Plumpe Teeniefilme findet man auf Netflix viele. Aber man findet eben auch das: Die wunderbare Elle Fanning spielt in der Literaturverfilmung «All The Bright Places» eine Schülerin, die nach dem Tod ihrer Schwester jede Freude verloren hat, sich aber dank einem Mitschüler wieder auffängt. Subtil und glaubwürdig inszenierte Geschichte, die auch schweren Themen nicht ausweicht. Die Gefühle von Jugendlichen werden ernst genommen und sind nicht einfach ein Ventil für billige Lacher. Das Ende allerdings irritiert ziemlich.

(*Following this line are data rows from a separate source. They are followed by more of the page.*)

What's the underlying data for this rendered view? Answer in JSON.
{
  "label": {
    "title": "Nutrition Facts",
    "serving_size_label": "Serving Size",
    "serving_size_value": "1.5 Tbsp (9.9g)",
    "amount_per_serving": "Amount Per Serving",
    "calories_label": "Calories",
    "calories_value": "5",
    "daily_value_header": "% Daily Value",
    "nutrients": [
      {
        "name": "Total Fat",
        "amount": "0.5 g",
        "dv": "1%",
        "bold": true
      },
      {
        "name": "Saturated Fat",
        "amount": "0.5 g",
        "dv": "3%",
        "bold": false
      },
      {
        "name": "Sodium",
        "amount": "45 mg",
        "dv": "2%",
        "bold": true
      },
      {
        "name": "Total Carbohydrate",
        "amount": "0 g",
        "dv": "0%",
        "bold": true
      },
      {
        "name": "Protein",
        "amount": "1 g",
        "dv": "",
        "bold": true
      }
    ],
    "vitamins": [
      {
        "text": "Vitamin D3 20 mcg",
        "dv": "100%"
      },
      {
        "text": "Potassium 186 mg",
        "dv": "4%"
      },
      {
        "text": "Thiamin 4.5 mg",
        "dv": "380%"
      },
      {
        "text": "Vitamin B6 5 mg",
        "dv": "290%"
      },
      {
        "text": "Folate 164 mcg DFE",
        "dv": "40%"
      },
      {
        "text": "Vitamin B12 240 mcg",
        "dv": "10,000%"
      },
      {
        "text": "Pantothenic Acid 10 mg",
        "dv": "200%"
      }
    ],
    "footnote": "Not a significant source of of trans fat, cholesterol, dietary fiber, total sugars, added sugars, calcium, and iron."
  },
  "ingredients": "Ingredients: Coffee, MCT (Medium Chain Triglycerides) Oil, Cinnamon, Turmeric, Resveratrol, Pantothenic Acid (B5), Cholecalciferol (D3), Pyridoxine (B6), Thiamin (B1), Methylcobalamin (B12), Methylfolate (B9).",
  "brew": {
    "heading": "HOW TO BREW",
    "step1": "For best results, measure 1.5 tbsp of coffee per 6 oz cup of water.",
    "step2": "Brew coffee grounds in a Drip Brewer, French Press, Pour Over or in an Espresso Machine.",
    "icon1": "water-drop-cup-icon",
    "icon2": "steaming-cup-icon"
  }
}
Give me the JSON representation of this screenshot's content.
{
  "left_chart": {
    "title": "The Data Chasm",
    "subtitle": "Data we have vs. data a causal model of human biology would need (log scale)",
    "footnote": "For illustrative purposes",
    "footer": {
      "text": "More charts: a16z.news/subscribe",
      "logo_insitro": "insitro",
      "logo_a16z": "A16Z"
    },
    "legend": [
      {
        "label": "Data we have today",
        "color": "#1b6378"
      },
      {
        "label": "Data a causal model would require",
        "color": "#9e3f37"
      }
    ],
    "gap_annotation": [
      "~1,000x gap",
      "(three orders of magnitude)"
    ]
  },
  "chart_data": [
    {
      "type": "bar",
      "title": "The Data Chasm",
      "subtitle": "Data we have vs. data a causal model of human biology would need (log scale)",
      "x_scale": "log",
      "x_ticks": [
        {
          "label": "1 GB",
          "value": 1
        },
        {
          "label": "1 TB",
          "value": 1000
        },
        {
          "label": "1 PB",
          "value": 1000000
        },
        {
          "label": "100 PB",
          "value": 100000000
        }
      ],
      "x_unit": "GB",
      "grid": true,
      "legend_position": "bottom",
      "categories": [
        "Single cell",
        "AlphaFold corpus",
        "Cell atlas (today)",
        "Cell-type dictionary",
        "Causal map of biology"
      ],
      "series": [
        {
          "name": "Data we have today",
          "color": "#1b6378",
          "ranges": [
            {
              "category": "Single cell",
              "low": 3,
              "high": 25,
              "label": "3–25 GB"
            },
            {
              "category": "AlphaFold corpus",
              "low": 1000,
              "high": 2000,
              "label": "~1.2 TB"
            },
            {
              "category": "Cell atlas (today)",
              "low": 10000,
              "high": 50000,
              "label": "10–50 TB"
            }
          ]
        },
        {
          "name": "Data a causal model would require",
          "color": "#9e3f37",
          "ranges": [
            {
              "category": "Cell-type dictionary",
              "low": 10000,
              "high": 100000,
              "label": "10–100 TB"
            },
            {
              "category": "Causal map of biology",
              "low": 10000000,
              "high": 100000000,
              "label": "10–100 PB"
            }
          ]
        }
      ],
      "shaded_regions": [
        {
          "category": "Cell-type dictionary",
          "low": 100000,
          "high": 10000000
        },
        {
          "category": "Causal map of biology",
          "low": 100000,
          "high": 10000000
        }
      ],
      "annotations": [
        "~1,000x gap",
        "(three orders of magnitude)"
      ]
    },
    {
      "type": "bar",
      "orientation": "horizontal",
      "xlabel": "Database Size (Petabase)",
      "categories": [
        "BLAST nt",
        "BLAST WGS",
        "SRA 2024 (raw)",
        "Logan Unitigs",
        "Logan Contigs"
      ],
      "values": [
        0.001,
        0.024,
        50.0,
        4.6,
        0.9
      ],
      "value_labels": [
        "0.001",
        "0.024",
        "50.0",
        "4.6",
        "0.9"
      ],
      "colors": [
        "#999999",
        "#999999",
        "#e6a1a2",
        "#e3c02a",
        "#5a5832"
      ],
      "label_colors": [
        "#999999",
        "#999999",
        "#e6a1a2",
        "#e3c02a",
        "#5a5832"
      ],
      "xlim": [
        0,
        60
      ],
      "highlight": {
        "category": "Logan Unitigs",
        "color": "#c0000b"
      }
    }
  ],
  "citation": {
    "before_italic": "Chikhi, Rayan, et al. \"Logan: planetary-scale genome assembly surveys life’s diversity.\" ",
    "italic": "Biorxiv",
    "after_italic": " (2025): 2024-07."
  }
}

Tipp 2: "American Factory"
Nicht einmal ein Oscar garantiert heute einen Kinoerfolg. Als bester Dokumentarfilm wurde im Februar dieses Jahres «American Factory» ausgezeichnet, und es lohnt sich unbedingt, den von den Obamas präsentierten Film auf Netflix anzuschauen. Ein chinesischer Milliardär eröffnet eine neue Fabrik in den USA. Die Anlage, die einst General Motors gehörte, schafft 2000 Arbeitsplätze in Ohio. Nach anfänglichem Optimismus kommt es zu Konflikten zwischen China und den US-Arbeitern. Der vielschichtige Film zeigt, was Globalisierung bedeutet. Es ist alles andere als einfach.

Tipp 3: "Bir Başkadır"
Meryem (Öykü Karayel) steht im Mittelpunkt der türkischen Serie «Bir Başkadır», die in der Türkei und anderen islamisch geprägten Ländern für Furore sorgt. Das psychologische Drama ist etwas vom Besten, was es momentan als Stream zu sehen gibt. Herausragend gespielt und formal wunderschön bringt es in anspruchsvollen Dialogen die Zerrissenheit eines Landes auf den Punkt, das zwischen Moderne und Tradition schwankt. Es geht um acht Menschen in und um Istanbul, die alle grosse Probleme haben. Actionszenen fehlen, sonst kracht es aber auf allen Ebenen.

Tipp 4: "Blue Jay"
Wer auf glaubwürdige Romantik und die Stärke von Blicken und Gesten im Kino setzt, sollte diese wunderbare Beinahe-Liebesgeschichte nicht verpassen. «Blue Jay» ist echtes Independent-Kino, gedreht in schwarz-weiss, und erzählt die Geschichte von zwei Menschen, die sich nach Jahren per Zufall wieder begegnen. Bald wissen wir: Als Teenager mochten sie sich sehr, doch dann trennten sich ihre Wege und jetzt kommt es zu einem Treffen, das alles wieder neu entzünden könnte. Oder doch nicht? Ein Film mit der unterschwelligen Spannung eines hinausgezögerten Kusses. Herzergreifend.

Tipp 5: "Love & Anarchy"
Und zum Schluss noch ein Tipp für eine brandneue Serie, die in einem Land entstand, das man im Kino eher selten antrifft. Sie kommt aus Schweden und bietet einen gelungenen Mix aus Komödie, Familiendrama, Romantik und Erotik. «Love & Anarchy» erzählt nicht ganz jugendfrei von einer verheirateten Frau, die als Beraterin in einem kleinen Buchverlag arbeitet und dort einen gewaltigen und gewagten Flirt mit einem jungen IT-Experten beginnt. Skandinavische Freizügigkeit paart sich hier mit intelligenten Dialogen, absurdem Witz und menschlicher Tragik.